Why Having Too Many Talented People on Your Team is a Bad Idea
According to a new book, there is such a thing as too much of a good thing.
Psychological scientists Adam Galinksy and Maurice Schweitzer go over the research on cooperation and competition in their new book, “Friend and Foe: When to Cooperate, When to Compete, and How to Succeed at Both,” according to Psychological Science.
Inspired by NBA team the Miami Heat — who managed to add LeBron James and Chris Bosh to a roster that already had Dwayne Wade in 2010 — Galinsky and organizational psychologist Roderick Swaab posited that the relationship between talent and team performance was not totally positively linear.
For their study, Galinsky and Swaab analyzed a decade (2002-2012) of NBA data. The duo identified elite talent by whether they were selected for inclusion in the NBA All-Star game and if they were in the top third of their cohort. They then compared the data to play-by-play data and teams’ winning percentages.

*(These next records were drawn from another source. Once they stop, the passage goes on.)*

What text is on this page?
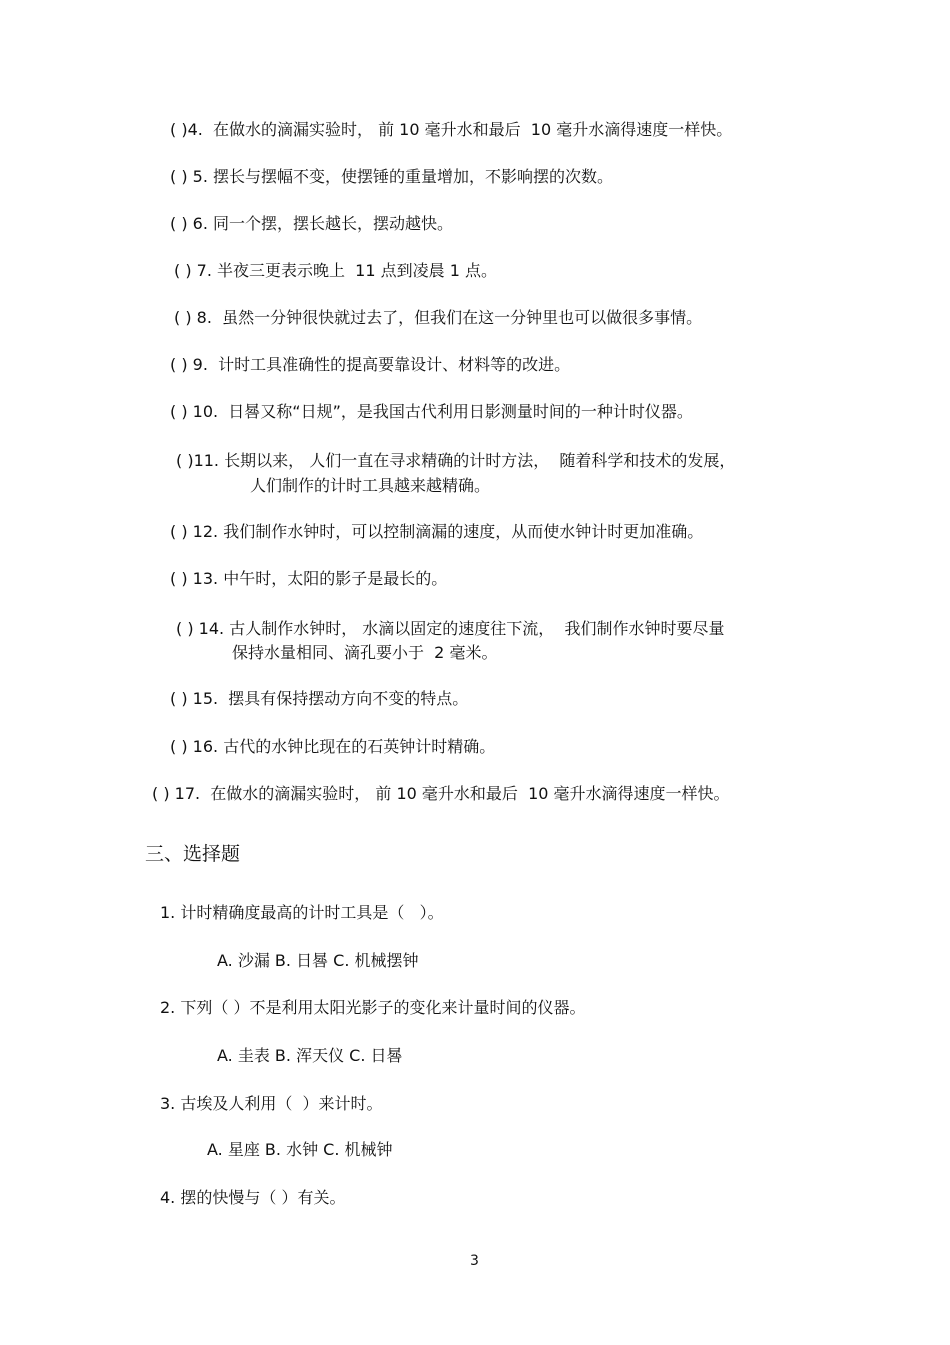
( )4.  在做水的滴漏实验时， 前 10 毫升水和最后  10 毫升水滴得速度一样快。
( ) 5. 摆长与摆幅不变，使摆锤的重量增加，不影响摆的次数。
( ) 6. 同一个摆，摆长越长，摆动越快。
( ) 7. 半夜三更表示晚上  11 点到凌晨 1 点。
( ) 8.  虽然一分钟很快就过去了，但我们在这一分钟里也可以做很多事情。
( ) 9.  计时工具准确性的提高要靠设计、材料等的改进。
( ) 10.  日晷又称“日规”，是我国古代利用日影测量时间的一种计时仪器。
( )11. 长期以来， 人们一直在寻求精确的计时方法，  随着科学和技术的发展，
人们制作的计时工具越来越精确。
( ) 12. 我们制作水钟时，可以控制滴漏的速度，从而使水钟计时更加准确。
( ) 13. 中午时，太阳的影子是最长的。
( ) 14. 古人制作水钟时， 水滴以固定的速度往下流，  我们制作水钟时要尽量
保持水量相同、滴孔要小于  2 毫米。
( ) 15.  摆具有保持摆动方向不变的特点。
( ) 16. 古代的水钟比现在的石英钟计时精确。
( ) 17.  在做水的滴漏实验时， 前 10 毫升水和最后  10 毫升水滴得速度一样快。
三、选择题
1. 计时精确度最高的计时工具是（   ）。
A. 沙漏 B. 日晷 C. 机械摆钟
2. 下列（ ）不是利用太阳光影子的变化来计量时间的仪器。
A. 圭表 B. 浑天仪 C. 日晷
3. 古埃及人利用（  ）来计时。
A. 星座 B. 水钟 C. 机械钟
4. 摆的快慢与（ ）有关。
3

The research team found that while elite players improved their teams’ performance, teams with too many top talents had less ball passing and thus a negative impact on winning. They named their finding the “too-much-talent effect.”
“A group of all-stars can easily tip the balance away from coordination and cooperation to competition and petty rivalry,” Galinsky and Schweitzer explain in their book.
While an analysis of data from the Fédération Internationale de Football Association (FIFA) turned up similar results, the researchers found that the negative impact of too many good players was greater in sports that required team coordination for success.
“When we studied the relationship between talent and performance on baseball teams—for the same 10-year period we studied talent and performance on basketball teams—the benefits from attracting top talent were linear: the more talent, the better,” Galinsky and Schweitzer write.
According to the authors, their research applies to business since “companies and firms compete fiercely to attract the most talented individuals, presuming that ever higher levels of talent will produce better performance.”
When an organization requires more team coordination, “more talent can lead to lackluster performance,” Galinsky and Schweitzer concluded.